One problem of low VAT collection efficiency in the country is that so many sectors are exempted from VAT, including the sale of solar companies. And Leviste’s main business is in solar.

 

I also saw the official statement of ES Recto released last Tuesday. He stated among others,

 

“Sa unang pagtatagpo pa lang namin, may handa siyang P400 milyon at mariin niya akong pinakiusapan na suhulan ang kanyang kalaban sa pulitika upang umatras ito sa kampanya. Tinanggihan ko ito.

 

“Noong sumunod na linggo, hindi pa siya nakontento. Inalok niya kami ng P1 bilyon para sa pag-urong ni Gov. Vi upang siya ang humalili. Umiiyak ang nanay niya habang ginagawa niya ito. Muli, tinanggihan ko ito. Nakakainsulto. Nakakagalit.

 

“… noong nanalo si Leandro, nanumpa siya sa akin dahil mayroon siyang paulit-ulit na hinahangad: ang makamkam ang libu-libong ektarya mula sa hacienda ng tubo sa Nasugbu.  Wala akong kakayahang pagbigyan ang isang maituturing na agaw-lupa. Tinanggihan ko ulit ito....

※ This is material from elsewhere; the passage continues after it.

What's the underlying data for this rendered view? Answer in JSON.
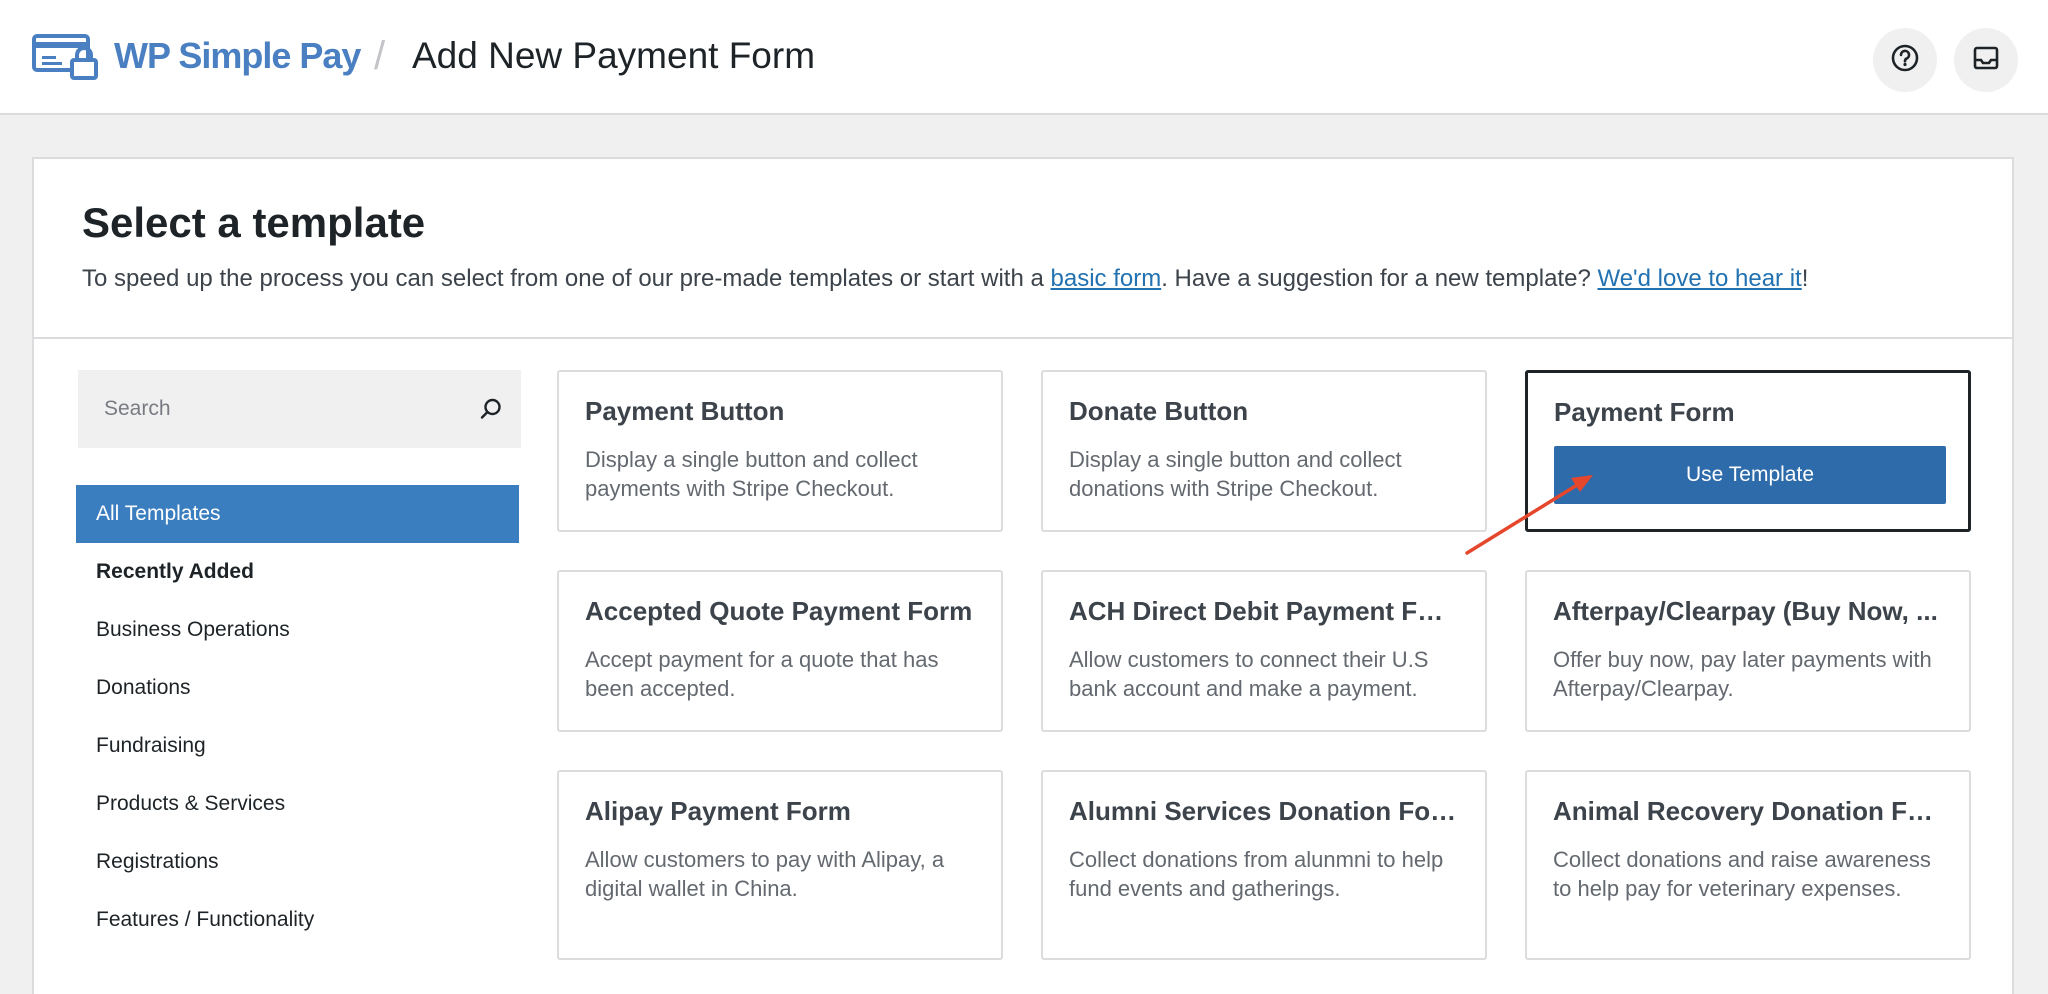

“Kaya niya ginagawa ito ay para malunod ang kanyang P24 bilyon na utang na resulta ng kanyang ghost solar projects – ang kanyang pinakamalaking budol sa pamahalaan at sambayanang Pilipino.

 

“He is a deranged and dangerous person who will even skin his loved ones, and use their skin to drumbeat his empty achievements to feed his narcissism. He is the leading national inventor of lies, and in a desperate move to escape accountability, is resorting to lies to divert the issue from his misdeeds.”

 

Last Jan. 29 in this column, “Solar sa Politika and energy security,” I wrote there,

 

“Rep. Leandro Leviste… of Solar Philippines Power Project Holdings Inc. (SPPPHI or SP for short) and Solar Para sa Bayan Corp. (SPBC)… has been slapped by the Department of Energy (DOE) with a P24 billion penalty for its failure to deliver its commitments, to develop some 11,400 MW of solar farms under 42 Service Contracts (SCs) with DOE from 2017-2022.

 

“DOE Secretary Sharon Garin said the DOE consistently reached out to SP regarding its contracts but the company failed to respond. So DOE terminated 24 of the 42 SCs.”

 

Horrible crimes by a neophyte congressman: (1) Bribery of a sitting Executive Secretary, (2) land grabbing attempt for thousands of hectares in Batangas, and (3) escaping a P24 billion penalty by the DOE on his ghost solar projects.

 

I think ES Recto is patient enough to just describe the congressman as “deranged and dangerous.” I will have more unkind adjectives given such behavior but I would rather not utter it here.